Even then, I was thinking it was some sort of comeback album. But after reading through the accompanying bio and doing a quick search on the Googles, turns out BLEEDING THROUGH's last album, 2018's Love Will Kill All, was actually its comeback album - following a short breakup. And there was the three-song EP Rage after that.

Anyway, here we are. And despite a sometimes fraught 25-year-ish career - punctuated by spectacular, caught-on-tape van crashes, label disputes, lineup churn, outlier status and the aforementioned year-long split - BLEEDING THROUGH shows no shortage of moxie here.

Nine mashes up metalcore belligerence, black metal fury and grace and deathcore beatdowns, all tempered - a bit too much, I would argue - by generous melodic flourishes. It is an often punishing, noisy effort, boasting a wall of sound, attack dog approach that carries over from the sextet's work with Mick Kenney of ANAAL NATHRAKH on its previous three releases, which I have subsequently scrambled to check out as a point of reference.

Guitarists John Arnold and Brandon Richter deliver a veritable cascade of crunch as they whip-saw from fleet black metal trems and thrashy riffs to bludgeoning 'core grooves while riding drummer Derek Youngsma's pummeling drums. Atop if all is the full-throated, 'roid rage roar of frontman Brandan Schieppati, who sounds like he's about to burst an artery. "Fuck with us and find out," he dares on "Our Brand Is Chaos", while later on declaring on "War Time": "I have become your enemy". Believe it.

Nine is at its best when the band is at its most intense. The album gets off to a rousing start with one banger after another in the blackened stormer "Gallows", the heaving "Our Brand Is Chaos", "Dead But So Alive" and "Hail Destruction", which is slower and more brooding than the others but adds an industrial-like clamor a la ANAAL NATHRAKH, as noted above. "Dead But So Alive" boasts clean sung choruses, but maintains its intensity, nevertheless.

The same, however, does not hold true elsewhere. "Lost In Isolation" offers KILLSWITCH ENGAGE-like anthemics and heft softened by clean/poppy choruses, yet even with nifty power metal lead tradeoffs it's pretty much stock metalcore, and thus nothing special. Ditto the more melodic, keyboard-laden "Emery".

Marginally better is the similarly KILLSWITCH-y "Path Of Our Disease" - with keyboardist Marta Demmel featured prominently on vocals - thanks to its pounding, yet quite catchy, "I don't care ..." shout-along chorus. But the weird pop punk meets thrash meets symphonic black metal of "I Am The Resistance" stumbles over is puzzling direction and COMEBACK KID frontman Andrew Neufeld's whiny cleans.

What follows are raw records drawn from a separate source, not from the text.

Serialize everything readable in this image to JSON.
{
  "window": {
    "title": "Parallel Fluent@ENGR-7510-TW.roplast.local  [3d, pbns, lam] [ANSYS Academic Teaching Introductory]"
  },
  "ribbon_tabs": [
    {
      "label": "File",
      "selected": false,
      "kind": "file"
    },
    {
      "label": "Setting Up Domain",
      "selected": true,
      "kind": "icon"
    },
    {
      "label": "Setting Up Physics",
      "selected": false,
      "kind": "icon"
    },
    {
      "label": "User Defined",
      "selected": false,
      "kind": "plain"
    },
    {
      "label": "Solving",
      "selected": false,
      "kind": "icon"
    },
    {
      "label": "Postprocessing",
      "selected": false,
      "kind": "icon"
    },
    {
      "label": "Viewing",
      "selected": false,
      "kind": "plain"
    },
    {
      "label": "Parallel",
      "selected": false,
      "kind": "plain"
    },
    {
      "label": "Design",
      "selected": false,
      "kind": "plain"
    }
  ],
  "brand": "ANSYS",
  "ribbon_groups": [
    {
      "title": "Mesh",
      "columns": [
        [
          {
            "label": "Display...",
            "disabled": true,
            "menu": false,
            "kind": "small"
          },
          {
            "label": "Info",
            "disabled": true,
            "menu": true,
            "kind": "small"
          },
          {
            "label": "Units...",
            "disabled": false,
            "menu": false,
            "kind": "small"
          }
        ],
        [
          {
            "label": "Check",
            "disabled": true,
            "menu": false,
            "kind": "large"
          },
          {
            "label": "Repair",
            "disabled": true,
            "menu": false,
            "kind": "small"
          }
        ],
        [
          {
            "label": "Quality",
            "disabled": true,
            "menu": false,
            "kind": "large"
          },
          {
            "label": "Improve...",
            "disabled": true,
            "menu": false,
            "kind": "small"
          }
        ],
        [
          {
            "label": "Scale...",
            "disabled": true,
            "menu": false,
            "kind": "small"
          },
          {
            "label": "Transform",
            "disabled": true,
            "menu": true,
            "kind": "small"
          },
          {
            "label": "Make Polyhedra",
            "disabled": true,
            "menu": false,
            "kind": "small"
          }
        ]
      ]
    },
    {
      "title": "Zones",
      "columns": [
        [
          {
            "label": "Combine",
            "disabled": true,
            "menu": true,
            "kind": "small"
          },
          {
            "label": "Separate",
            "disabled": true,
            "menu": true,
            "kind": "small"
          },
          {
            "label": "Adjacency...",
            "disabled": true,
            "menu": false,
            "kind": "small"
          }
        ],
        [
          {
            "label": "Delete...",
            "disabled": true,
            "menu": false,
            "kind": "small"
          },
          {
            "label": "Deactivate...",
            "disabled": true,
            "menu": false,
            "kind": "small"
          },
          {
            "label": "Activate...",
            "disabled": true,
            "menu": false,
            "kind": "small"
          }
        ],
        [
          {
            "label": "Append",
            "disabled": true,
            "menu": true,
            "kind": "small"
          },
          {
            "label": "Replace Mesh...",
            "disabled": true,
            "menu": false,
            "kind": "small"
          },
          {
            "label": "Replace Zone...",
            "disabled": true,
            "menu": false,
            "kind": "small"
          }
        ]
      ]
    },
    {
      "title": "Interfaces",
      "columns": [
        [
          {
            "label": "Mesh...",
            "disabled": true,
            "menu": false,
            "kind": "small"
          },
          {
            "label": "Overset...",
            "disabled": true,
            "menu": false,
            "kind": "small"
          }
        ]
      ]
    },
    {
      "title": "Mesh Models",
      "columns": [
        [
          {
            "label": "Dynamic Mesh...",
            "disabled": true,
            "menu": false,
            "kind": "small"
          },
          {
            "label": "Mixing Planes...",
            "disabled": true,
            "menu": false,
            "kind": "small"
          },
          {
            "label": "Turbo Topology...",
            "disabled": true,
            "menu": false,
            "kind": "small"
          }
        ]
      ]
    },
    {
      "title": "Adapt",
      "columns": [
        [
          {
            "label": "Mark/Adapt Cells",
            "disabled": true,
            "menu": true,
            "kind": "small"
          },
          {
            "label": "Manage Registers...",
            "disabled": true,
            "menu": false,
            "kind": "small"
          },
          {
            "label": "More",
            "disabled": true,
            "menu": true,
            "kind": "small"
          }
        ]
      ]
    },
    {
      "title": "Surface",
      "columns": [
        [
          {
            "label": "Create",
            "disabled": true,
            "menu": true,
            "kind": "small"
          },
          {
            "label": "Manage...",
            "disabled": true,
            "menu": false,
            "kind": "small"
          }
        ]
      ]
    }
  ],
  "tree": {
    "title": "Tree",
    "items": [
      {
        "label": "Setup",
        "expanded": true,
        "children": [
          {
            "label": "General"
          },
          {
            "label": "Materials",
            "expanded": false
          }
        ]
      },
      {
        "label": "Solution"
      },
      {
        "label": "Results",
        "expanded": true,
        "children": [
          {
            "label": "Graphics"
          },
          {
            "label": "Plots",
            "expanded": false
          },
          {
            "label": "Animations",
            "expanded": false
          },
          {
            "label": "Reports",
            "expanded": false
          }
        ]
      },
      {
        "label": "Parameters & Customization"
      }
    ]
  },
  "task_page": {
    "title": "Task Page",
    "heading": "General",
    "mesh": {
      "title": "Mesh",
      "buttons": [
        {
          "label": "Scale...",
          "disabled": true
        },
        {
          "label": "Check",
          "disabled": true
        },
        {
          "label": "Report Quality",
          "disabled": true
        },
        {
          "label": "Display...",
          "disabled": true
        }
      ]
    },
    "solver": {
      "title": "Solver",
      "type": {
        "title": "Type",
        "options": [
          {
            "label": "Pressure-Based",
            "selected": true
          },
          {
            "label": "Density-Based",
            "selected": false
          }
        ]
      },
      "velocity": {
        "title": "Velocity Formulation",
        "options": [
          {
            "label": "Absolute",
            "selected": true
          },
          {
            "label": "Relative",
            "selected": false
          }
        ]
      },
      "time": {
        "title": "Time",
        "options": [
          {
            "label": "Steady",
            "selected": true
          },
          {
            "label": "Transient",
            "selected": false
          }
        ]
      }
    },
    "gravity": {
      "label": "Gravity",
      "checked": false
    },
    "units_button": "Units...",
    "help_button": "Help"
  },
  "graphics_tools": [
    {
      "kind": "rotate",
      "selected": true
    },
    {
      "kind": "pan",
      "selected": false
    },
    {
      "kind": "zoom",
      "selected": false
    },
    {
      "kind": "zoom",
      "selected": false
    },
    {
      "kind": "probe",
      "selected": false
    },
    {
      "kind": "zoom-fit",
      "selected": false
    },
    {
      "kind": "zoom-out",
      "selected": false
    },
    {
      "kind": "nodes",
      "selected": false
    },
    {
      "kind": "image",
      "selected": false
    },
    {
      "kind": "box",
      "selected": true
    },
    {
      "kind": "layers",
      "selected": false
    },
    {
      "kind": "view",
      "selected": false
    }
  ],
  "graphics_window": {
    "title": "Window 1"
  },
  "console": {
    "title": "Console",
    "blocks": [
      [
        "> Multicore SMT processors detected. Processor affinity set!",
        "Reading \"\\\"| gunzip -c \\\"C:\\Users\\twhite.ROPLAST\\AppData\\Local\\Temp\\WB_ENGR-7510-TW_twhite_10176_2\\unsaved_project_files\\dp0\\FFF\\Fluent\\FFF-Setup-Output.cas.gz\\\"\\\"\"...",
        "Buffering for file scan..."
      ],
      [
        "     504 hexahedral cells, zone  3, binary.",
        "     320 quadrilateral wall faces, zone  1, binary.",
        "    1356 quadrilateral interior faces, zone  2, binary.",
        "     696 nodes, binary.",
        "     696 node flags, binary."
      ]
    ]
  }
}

The bruising "War Time", with its blackened fury and quaking breakdown, is offset by more rote cleans - with Brian Fair from SHADOWS FALL chiming in here - that steal its thunder. Dirty vocals the whole way through would have made it the full-on powerhouse it could have been. The blistering "Unholy Armada" does close things out with a bang, but after all the intrusive "warbling" that came before it, I found myself waiting for that inevitability again here. Fortunately, that did not come to pass, and Schieppati's bug-eyed holler ruled the day.

So Nine is definitely hit or miss. BLEEDING THROUGH delivers some very effective fire-breathing brutality here yet is hamstrung by the abundance of superfluous cleans and sometimes patchwork compositions. And for a band that long has struggled to really break through, I'm not sure how much this will help.